Fine-Tuning
IMvision12 opened this issue · 3 comments
I have a flax model :
b = mlpmixer_b16(num_classes=10)
And pre-trained weights (ImageNet) (Image size: 224x224)
with open("imagenet21k_Mixer-B_16.msgpack", "rb") as f:
content = f.read()
restored_params = flax.serialization.msgpack_restore(content)
So, I want to fine-tune this model with restored_params on a dataset having images of size 128x128
when i try to init or apply i get this error:
dummy_inputs = jnp.ones((1, 128, 128, 3), dtype=jnp.float32)
rng = jax.random.PRNGKey(0)
x = b.apply({"params": restored_params}, dummy_inputs)
ScopeParamShapeError: Initializer expected to generate shape (196, 384) but got shape (64, 384) instead for parameter "kernel" in "/MixerBlock_0/token_mixing/Dense_0". (https://flax.readthedocs.io/en/latest/api_reference/flax.errors.html#flax.errors.ScopeParamShapeError)
If I change the shape to 224x224 it works fine:
jnp.ones((1, 224, 224, 3), dtype=jnp.float32)
How to properly finetune a model using flax?
When you want to fine-tune a ViT model with a different image size than it was pre-trained on, then you'll need to adjust the position embeddings accordingly. Section 3.2 of the ViT Paper proposes to perform 2D interpolation.
This is supported in this codebase when loading a checkpoint:
vision_transformer/vit_jax/checkpoint.py
Lines 192 to 201 in 297866a
Which is done automatically when you call checkpoint.load_pretrained()
and provide both init_params
that expect a certain image size (e.g. 128 in your example), and load from a checkpoint that has weights that were trained on a different size (e.g. 224).

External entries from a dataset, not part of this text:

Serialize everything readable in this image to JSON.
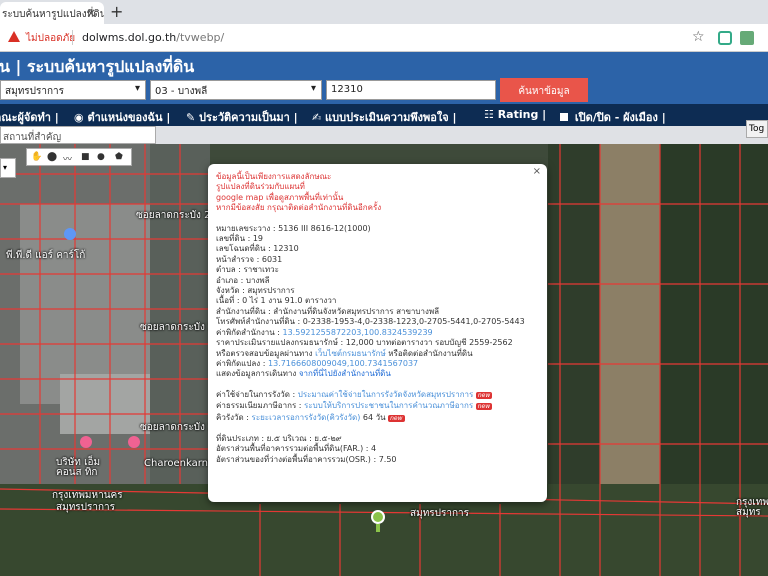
{
  "browser": {
    "tab_title": "ระบบค้นหารูปแปลงที่ดิน",
    "insecure_label": "ไม่ปลอดภัย",
    "url_host": "dolwms.dol.go.th",
    "url_path": "/tvwebp/"
  },
  "header": {
    "title": "ที่ดิน | ระบบค้นหารูปแปลงที่ดิน"
  },
  "search": {
    "province_value": "สมุทรปราการ",
    "district_value": "03 - บางพลี",
    "parcel_value": "12310",
    "submit_label": "ค้นหาข้อมูล"
  },
  "menu": {
    "items": [
      "คณะผู้จัดทำ",
      "ตำแหน่งของฉัน",
      "ประวัติความเป็นมา",
      "แบบประเมินความพึงพอใจ",
      "Rating",
      "เปิด/ปิด - ผังเมือง"
    ]
  },
  "map": {
    "place_placeholder": "สถานที่สำคัญ",
    "side_button": "Tog",
    "labels": [
      "ซอยลาดกระบัง 2",
      "พี.พี.ดี แอร์ คาร์โก้",
      "ซอยลาดกระบัง 2",
      "ซอยลาดกระบัง 2",
      "บริษัท เอ็ม คอนส ทิก",
      "Charoenkarnasil's H",
      "กรุงเทพมหานคร",
      "สมุทรปราการ",
      "สมุทรปราการ",
      "กรุงเทพ สมุทร"
    ]
  },
  "popup": {
    "notice": [
      "ข้อมูลนี้เป็นเพียงการแสดงลักษณะ",
      "รูปแปลงที่ดินร่วมกับแผนที่",
      "google map เพื่อดูสภาพพื้นที่เท่านั้น",
      "หากมีข้อสงสัย กรุณาติดต่อสำนักงานที่ดินอีกครั้ง"
    ],
    "details": [
      "หมายเลขระวาง : 5136 III 8616-12(1000)",
      "เลขที่ดิน : 19",
      "เลขโฉนดที่ดิน : 12310",
      "หน้าสำรวจ : 6031",
      "ตำบล : ราชาเทวะ",
      "อำเภอ : บางพลี",
      "จังหวัด : สมุทรปราการ",
      "เนื้อที่ : 0 ไร่ 1 งาน 91.0 ตารางวา",
      "สำนักงานที่ดิน : สำนักงานที่ดินจังหวัดสมุทรปราการ สาขาบางพลี",
      "โทรศัพท์สำนักงานที่ดิน : 0-2338-1953-4,0-2338-1223,0-2705-5441,0-2705-5443"
    ],
    "office_coord_label": "ค่าพิกัดสำนักงาน : ",
    "office_coord_value": "13.5921255872203,100.8324539239",
    "price_line": "ราคาประเมินรายแปลงกรมธนารักษ์ : 12,000 บาทต่อตารางวา รอบบัญชี 2559-2562",
    "check_prefix": "หรือตรวจสอบข้อมูลผ่านทาง ",
    "check_link": "เว็บไซต์กรมธนารักษ์",
    "check_suffix": " หรือติดต่อสำนักงานที่ดิน",
    "parcel_coord_label": "ค่าพิกัดแปลง : ",
    "parcel_coord_value": "13.7166608009049,100.7341567037",
    "route_prefix": "แสดงข้อมูลการเดินทาง ",
    "route_link": "จากที่นี่ไปยังสำนักงานที่ดิน",
    "cost_label": "ค่าใช้จ่ายในการรังวัด : ",
    "cost_link": "ประมาณค่าใช้จ่ายในการรังวัดจังหวัดสมุทรปราการ",
    "fee_label": "ค่าธรรมเนียมภาษีอากร : ",
    "fee_link": "ระบบให้บริการประชาชนในการคำนวณภาษีอากร",
    "queue_label": "คิวรังวัด : ",
    "queue_link": "ระยะเวลารอการรังวัด(คิวรังวัด)",
    "queue_value": " 64 วัน",
    "new_badge": "new",
    "zoning_line": "ที่ดินประเภท : ย.๕ บริเวณ : ย.๕-๒๙",
    "far_line": "อัตราส่วนพื้นที่อาคารรวมต่อพื้นที่ดิน(FAR.) : 4",
    "osr_line": "อัตราส่วนของที่ว่างต่อพื้นที่อาคารรวม(OSR.) : 7.50",
    "close_glyph": "×"
  },
  "icons": {
    "new_tab": "+",
    "star": "☆",
    "caret": "▾"
  },
  "colors": {
    "header_blue": "#2c63a8",
    "menu_navy": "#0d2c53",
    "search_button": "#e9554a",
    "parcel_red": "#e53935"
  }
}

See the code in the main Colab that fine-tunes on on cifar10 (size 32), specifically this cell:
Thanks, is there such thing for mlp-mixer models? @andsteing
It's not as straight-forward with mlp-mixer, because the token mixing MLP blocks are trained for a specific number of patches (as opposed to ViT, where the attention operation works on sequences of variable length, and only the position embeddings need to be modified).
See Section C from the Mixer paper for details how to do this.
(not implemented in this repo)